Schools Superintendent Jacqueline C. Haas said she has not been able to analyze the results and cannot explain the drop in third-grade scores.
Haas said she is waiting for an in-depth report on the Maryland School Performance Assessment Program scores so the district can see where students need additional work.
The statewide tests were administered for the final time last school year.
Meanwhile, Harford County schools ranked near the middle of Maryland's 24 school districts overall on the new state high school assessment tests, which cover five subjects.
Harford students ranked 12th in the state in English; 17th in biology; 10th in geometry; eighth in government and seventh in algebra.
The latest MSPAP results show the number of third-graders meeting a satisfactory standard dropped in every category.
The largest decline was in social studies, where 36.4 percent received a satisfactory score, down from 46.7 percent in 2001.
Haas said it's difficult to determine why third-grade scores have declined for two consecutive years.
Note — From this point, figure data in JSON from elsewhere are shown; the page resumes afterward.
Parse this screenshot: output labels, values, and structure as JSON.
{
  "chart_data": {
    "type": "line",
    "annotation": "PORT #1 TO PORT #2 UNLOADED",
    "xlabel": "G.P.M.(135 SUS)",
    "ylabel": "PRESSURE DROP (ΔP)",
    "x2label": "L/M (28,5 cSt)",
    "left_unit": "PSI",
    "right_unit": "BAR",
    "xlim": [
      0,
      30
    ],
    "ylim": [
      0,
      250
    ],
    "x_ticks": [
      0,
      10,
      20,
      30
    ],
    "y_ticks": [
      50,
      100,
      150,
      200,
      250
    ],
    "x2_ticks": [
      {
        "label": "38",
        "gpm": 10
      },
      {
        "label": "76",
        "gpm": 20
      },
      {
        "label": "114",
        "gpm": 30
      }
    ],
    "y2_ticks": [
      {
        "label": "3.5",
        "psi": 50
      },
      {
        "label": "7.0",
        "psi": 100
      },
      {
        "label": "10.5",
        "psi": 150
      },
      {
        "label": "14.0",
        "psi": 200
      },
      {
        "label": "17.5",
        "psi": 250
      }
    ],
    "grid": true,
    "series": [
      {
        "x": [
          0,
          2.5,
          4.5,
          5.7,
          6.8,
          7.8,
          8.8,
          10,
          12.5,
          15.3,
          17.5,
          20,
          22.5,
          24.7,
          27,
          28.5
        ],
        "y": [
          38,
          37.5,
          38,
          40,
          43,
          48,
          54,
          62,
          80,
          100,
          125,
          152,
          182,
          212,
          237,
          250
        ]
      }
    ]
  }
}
"It's hard to comment when you have seen only one score," she said. "That score tells you nothing."
Fifth-graders scored higher in all categories, except reading, where there was a slight decline from the previous year. In 2001, 53.2 percent of fifth-graders received satisfactory scores in reading; that number dropped to 51 percent last school year.
Harford was one of 16 school systems that did not administer the test to eighth-graders. The county does not have any middle schools that receive federal money for low-income students under the federal Title I program.
The high school assessment tests were administered primarily to ninth-graders last winter and spring.
State officials haven't set passing scores, so the results were reported in percentile rankings that indicate how students performed when compared to all other students in the state who took the test.
Harford scores ranged from a low of the 49th percentile in biology, to a high of the 57th percentile in algebra.
"It's hard to know what any of these scores mean," Haas said. "We'd like to see the percentiles higher, but they don't tell us what adjustments we need to make."
Bel Air High students scored the highest among the county's 10 high schools, ranking in the 63rd percentile in English; 57th in biology, 52nd in geometry, 64th in government, and 46th in algebra.
Edgewood High received the lowest scores of county schools, ranking in the 34th percentile in English; 46th in biology; 31st in geometry; 36th in government, and 27th in algebra.